Конан и сокровища Пифона - страница 14

стр.

Такую историю нельзя назвать необычной. Даже богатым и знатным жизнь в смутные времена может преподносить неприятные сюрпризы. Младшие сыновья и женщины часто не получали почти ничего, и им оставалось лишь гордиться своим происхождением.

— И все же он оставил тебя и отправился на юг, — сказал Конан. Он не хотел ее обидеть, но слова прозвучали довольно жестко.

— Но он ведь не бросил меня. Он думал, что так сможет поправить наши дела, он…

— Малия! — Из узкой каюты внизу показался Ульфило. — Мы попросили Конана быть нашим провожатым. Если тебе нужен наперсник, найди на эту роль кого-нибудь другого. Спрингальд, например, получает гораздо большее удовольствие от беседы, чем этот киммериец.

— Ты мой деверь, а не опекун! — набросилась на него Малия. — Я буду разговаривать с кем захочу!

— До воссоединения с твоим мужем — моим братом — я несу за тебя ответственность, — сказал Ульфило.

Малия какое-то мгновение пристально на него смотрела, потом, не сказав ни слова, повернулась и ушла.

— Дела моей семьи, Конан, не должны тебя касаться, — сказал Ульфило холодно.

Конан пожал плечами:

— Ты можешь доверять мне или нет, как хочешь, но за время этого плавания может так случиться, что друзей будет не хватать, маркграф.

— Что ты хочешь этим сказать?

— Мне кажется, что кое-кто из них, — Конан кивнул в сторону палубы, — пошел с нами в надежде на то, что цель твоей экспедиции — не просто найти пропавшего брата. Они не понимают, что братская любовь или узы супружества могут толкнуть человека на столь опасное предприятие. Знатный господин оставляет свой дом, взяв с собой только учителя и женщину, и едет на край света — это выходит за пределы их понятий о разумном. Я бы даже сказал, что это выходит и за пределы моих понятий, но ты ясно мне сказал, что я должен лишь помочь в поисках брата. Остальное меня не интересует, подозрительность — не в моем характере.

Ульфило так сильно сжал губы, что они побелели. Конану показалось, что причиной тому — не один только гнев. А замешательство человека с открытой натурой, который вынужден кривить душой.

— Ты думаешь, они могут быть опасны? — проговорил наконец Ульфило.

— Никогда не знаешь, откуда может грозить опасность, все зависит от того, как сложатся обстоятельства. Но сейчас еще не о чем беспокоиться. Они вполне безвредны, пока не почуяли добычу.

— Когда мы доберемся до Берега Костей, ты узнаешь больше, — пообещал Ульфило. — Сейчас пока я не могу тебе ничего сказать.

— Дело твое, — ответил Конан. — Но помни, что, если мы все погибнем из-за твоей чертовой скрытности, виноват в этом будешь только ты!

К тому времени, когда на свежий воздух вышел Спрингальд, настроение Конана немного улучшилось. Спрингальд был бледен, но впервые за все путешествие мог спокойно стоять на ногах.

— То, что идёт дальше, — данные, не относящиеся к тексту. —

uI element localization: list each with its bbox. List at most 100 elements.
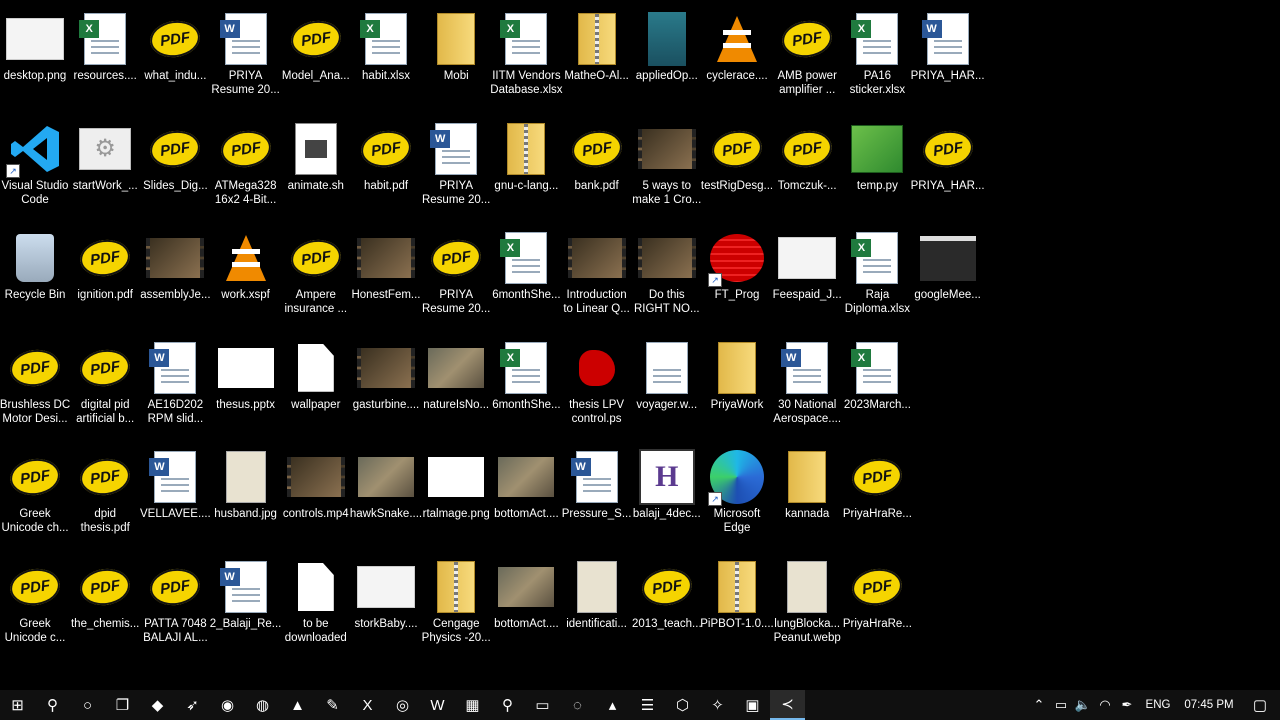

— Вот, мой киммерийский друг, я почти уверен, что сегодня вечером, в крайнем случае завтра утром, смогу уже что-нибудь съесть.

— Я рад слышать, что ты совсем здоров, — усмехнулся Конан.

— Всю свою жизнь я изучал великие походы мореплавателей прошлого. Со мною всегда были карты и записи бортовых журналов, но в море я отправился в первый раз — лишь ступив на борт этого корабля. Известные путешественники, однако, не упоминают о том, как морские боги любят наказывать нас, несчастных сухопутных букашек.

— Со временем это проходит, — заверил его Конан. — Считай, что тебе повезло. Сейчас погода просто великолепная для плавания, и корабль почти не качает. А попади ты в бурное море, ты мучился бы не одну неделю.

— Прошу тебя, не надо об этом! — прервал его Спрингальд. — Давай поговорим о чем-нибудь другом. — Он порылся в большой сумке, которую всегда носил с собой. Из сумки торчали какие-то свитки, листы пергамента, корешки книг. Спрингальд извлек какой-то том. Антикварную редкость, судя по обложке. Когда-то книга была в прекрасном кожаном переплете, но теперь, источенная червями, истрепалась и износилась.

— Вот, — сказал он, — «Плавание капитана Бельформиса». Этот человек жил более тысячи лет назад и плавал примерно в тех же местах, куда сейчас направляемся мы.

— Книга старая, — сказал Конан, взяв ее из рук Спрингальда, — но тысячу лет ей дать трудно.